The principle of law and justice which I assert in this case is clearly announced in Corpus Juris Secundum, as follows: “By-laws inconsistent with the char*437ter, articles of association or incorporation, or governing statute are ultra vires and void.
“By-laws of a corporation must be consistent both with the terms and with the spirit and intent of the charter or governing statute, and where they are contrary to or inconsistent with the charter, articles of association or incorporation, or governing statute, they are ultra vires and void, even though they may have been unanimously assented to by the stockholders or members. . . .

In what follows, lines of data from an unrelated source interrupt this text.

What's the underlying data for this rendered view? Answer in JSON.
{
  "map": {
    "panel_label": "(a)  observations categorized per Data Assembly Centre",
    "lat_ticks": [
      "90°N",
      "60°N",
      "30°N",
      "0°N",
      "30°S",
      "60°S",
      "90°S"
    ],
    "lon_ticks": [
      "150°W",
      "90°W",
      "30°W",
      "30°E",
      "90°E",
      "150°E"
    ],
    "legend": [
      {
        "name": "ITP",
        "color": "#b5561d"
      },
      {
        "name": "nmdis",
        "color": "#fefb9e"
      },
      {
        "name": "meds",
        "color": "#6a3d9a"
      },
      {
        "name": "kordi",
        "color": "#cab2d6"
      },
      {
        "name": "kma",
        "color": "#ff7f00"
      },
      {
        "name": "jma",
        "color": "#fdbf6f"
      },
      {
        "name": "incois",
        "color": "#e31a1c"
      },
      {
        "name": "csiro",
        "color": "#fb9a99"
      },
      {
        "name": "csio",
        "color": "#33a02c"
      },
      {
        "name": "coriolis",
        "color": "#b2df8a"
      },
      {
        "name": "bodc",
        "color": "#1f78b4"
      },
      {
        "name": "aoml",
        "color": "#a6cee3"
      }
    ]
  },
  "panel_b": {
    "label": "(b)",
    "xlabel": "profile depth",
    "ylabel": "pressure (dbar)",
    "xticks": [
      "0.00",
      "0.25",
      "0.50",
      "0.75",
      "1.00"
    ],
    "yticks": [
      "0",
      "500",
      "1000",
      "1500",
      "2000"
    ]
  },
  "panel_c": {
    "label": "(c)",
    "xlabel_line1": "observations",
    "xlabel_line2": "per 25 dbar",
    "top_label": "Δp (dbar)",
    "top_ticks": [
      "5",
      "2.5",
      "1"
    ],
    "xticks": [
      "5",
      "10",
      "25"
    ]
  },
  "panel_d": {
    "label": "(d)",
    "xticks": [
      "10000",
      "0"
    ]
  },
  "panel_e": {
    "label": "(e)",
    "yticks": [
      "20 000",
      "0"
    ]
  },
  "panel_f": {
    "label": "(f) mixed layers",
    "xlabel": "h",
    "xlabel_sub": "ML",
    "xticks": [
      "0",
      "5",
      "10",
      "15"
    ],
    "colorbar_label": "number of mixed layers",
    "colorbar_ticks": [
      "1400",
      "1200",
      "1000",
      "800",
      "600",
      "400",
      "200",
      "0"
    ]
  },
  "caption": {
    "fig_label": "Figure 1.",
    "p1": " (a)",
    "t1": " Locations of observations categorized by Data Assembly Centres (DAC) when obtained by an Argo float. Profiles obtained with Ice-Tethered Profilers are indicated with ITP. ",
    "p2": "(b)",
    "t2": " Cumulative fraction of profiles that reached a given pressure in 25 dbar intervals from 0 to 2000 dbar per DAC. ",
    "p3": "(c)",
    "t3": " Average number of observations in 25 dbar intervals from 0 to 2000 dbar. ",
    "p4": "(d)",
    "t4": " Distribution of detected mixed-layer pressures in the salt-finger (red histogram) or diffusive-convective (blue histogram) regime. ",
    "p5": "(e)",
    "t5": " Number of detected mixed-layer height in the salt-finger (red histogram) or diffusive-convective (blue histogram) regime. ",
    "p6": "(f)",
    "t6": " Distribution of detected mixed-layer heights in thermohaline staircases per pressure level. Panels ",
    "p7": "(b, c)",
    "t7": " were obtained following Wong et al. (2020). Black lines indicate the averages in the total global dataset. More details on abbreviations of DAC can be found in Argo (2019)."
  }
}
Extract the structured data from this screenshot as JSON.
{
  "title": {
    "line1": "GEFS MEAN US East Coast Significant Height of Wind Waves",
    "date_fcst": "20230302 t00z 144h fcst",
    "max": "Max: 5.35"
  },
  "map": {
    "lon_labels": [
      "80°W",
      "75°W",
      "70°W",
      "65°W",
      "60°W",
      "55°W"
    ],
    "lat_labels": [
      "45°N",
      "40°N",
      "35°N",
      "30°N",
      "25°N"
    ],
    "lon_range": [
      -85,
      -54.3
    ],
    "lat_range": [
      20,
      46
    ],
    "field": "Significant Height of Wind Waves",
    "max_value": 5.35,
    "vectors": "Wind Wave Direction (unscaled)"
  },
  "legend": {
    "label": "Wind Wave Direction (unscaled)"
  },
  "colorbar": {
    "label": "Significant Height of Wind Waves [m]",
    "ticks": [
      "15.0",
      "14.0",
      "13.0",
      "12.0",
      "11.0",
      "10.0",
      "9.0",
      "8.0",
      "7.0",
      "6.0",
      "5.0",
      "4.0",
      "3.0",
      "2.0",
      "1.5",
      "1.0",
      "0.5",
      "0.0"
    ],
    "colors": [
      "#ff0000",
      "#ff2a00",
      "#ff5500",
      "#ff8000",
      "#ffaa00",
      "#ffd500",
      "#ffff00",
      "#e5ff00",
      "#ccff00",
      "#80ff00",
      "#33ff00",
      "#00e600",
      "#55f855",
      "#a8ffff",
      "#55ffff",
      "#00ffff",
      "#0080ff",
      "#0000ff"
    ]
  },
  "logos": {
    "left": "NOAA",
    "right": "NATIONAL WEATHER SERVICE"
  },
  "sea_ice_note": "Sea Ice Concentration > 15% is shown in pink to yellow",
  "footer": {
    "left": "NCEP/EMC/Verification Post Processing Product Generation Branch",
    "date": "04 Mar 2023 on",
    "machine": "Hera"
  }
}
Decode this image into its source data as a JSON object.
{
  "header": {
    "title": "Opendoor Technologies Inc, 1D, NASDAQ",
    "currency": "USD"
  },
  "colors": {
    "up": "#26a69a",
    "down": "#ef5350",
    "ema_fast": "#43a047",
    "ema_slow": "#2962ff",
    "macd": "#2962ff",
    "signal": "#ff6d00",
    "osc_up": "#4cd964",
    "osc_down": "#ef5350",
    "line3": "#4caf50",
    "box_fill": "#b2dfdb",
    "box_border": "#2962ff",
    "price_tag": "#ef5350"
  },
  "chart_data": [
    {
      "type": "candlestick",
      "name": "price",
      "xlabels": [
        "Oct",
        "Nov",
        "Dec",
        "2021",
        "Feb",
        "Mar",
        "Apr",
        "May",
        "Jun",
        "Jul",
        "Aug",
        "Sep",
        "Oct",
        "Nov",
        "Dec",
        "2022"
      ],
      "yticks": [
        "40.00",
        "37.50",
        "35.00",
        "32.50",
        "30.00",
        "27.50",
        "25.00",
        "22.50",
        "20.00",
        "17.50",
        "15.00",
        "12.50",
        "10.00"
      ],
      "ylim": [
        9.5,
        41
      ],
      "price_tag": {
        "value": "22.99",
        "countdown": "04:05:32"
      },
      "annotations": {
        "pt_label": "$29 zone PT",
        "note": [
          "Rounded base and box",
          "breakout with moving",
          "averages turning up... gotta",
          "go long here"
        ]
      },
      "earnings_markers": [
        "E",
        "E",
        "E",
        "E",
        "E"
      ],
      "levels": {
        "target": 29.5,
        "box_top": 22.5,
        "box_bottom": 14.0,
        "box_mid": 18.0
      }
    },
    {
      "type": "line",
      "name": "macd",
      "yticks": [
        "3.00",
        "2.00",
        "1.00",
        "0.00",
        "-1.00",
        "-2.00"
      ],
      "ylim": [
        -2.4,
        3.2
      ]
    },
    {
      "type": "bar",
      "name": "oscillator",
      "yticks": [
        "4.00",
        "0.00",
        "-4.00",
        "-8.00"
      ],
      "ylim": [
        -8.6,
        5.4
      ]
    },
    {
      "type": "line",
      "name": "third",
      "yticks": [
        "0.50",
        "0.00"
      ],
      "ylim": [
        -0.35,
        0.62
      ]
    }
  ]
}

“Void also is any by-law, contrary to the express or implied provisions or limitations of the charter, articles of association or incorporation, or governing statute, in any way changing the rights or liabilities of the stockholders or members.” 18 C.J.S. 604
The 60-day provision in the by-law under discussion is an arbitrary period, entirely unrelated to reason, circumstance, logic or fairness. If Joseph Dugan had died 61 days after the accident, the defendant Pension Fund would undoubtedly have interposed the same by-law as an obstacle to payment, and it would have required no argument in such an instance to expose the absurdity of such a defense, and the unreasonableness of such a by-law. The fact that the death occurred twenty months, instead of 61 days after the injury does not sever the line of irrefutable argument any more than it severs the inexorable chain of cause and effect.
The charter of an association is superior to its bylaws as the constitution of the State is to its statutes, and when the by-law so obviously contravenes the letter and the spirit of the charter, it is as void as a statute which seeks to place at naught a direct provision of the Constitution. Whether a fireman does or does not die as a result of a duty-incurred disability is a medical question, not one to be decided categorically by a *438group of members as unfamiliar with medicine as they are apparently unaware of the limitation imposed upon them by the very charter of their own institution.